Petitioners’ second assignment of error is that the circuit court misapplied our law on pre-injury exculpatory clauses. Their sole argument before this Court is that the circuit court failed to recognize, based on Murphy v. North American River Runners, Inc., 186 W.Va. 310, 412 S.E.2d 504 (1991), that exculpatory clauses do not provide immunity to operators who violate a statutory safety standard. Inasmuch as we have determined herein that there is no evidence of respondent’s acting contrary to its duty set forth in the West Virginia Skiing Responsibility Act, petitioners cannot prevail on this ground.
For the foregoing reasons, we affirm.
CONCURRED IN BY:
Chief Justice Brent D. Benjamin Justice Robin Jean Davis Justice Margaret L. Workman Justice Menis E. Ketchum Justice Allen H. Loughry II
The “double black diamond” designation indicates that the trail is “extremely difficult” and is intended for “advanced” skiers.
The sole claim of Petitioner Pamela Addis was loss of consortium.
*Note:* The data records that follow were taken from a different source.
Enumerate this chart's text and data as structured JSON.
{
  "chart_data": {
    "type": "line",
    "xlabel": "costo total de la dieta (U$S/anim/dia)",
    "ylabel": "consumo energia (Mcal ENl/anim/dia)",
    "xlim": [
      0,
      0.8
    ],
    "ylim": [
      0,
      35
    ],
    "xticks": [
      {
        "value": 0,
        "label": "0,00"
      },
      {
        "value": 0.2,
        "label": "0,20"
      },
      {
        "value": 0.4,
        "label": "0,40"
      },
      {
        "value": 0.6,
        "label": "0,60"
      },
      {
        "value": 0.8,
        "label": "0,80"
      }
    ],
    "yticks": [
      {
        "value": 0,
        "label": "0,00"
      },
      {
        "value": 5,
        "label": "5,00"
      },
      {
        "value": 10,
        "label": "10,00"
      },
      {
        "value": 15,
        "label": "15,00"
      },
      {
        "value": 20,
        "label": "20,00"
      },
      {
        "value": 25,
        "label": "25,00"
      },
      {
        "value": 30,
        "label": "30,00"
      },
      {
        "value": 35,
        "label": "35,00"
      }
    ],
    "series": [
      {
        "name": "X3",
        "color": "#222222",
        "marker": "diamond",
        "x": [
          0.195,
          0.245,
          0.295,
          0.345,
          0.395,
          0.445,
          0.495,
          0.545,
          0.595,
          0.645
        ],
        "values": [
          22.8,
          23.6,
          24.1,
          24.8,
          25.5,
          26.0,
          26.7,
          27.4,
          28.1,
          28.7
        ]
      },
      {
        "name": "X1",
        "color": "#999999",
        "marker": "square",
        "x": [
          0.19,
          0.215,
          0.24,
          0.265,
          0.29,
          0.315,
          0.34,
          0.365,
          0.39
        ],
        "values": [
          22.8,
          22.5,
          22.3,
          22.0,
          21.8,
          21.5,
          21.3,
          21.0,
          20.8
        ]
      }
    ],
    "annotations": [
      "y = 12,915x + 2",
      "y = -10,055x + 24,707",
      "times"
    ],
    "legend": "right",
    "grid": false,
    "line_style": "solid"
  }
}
The circuit court correctly noted that it was entirely derivative of her husband’s claims.
Petitioner was also aware, however, that other nearby trails were groomed, inasmuch as he had skied several earlier that morning.
Petitioners’ citations to their own pleadings or arguments below, rather than specific testimony or evidence, to establish the events giving rise to this action is insufficient.
In their reply brief, petitioners state that they, like the Hardin plaintiffs, “had retained an expert who was prepared to identify the operator’s failures that led to the injuries alleged.” They further explain that it was that expert testimony in Hardin that created a factual dispute concerning the cause of the accident. The Court has been unable to find such expert testimony in the appendix record for this case.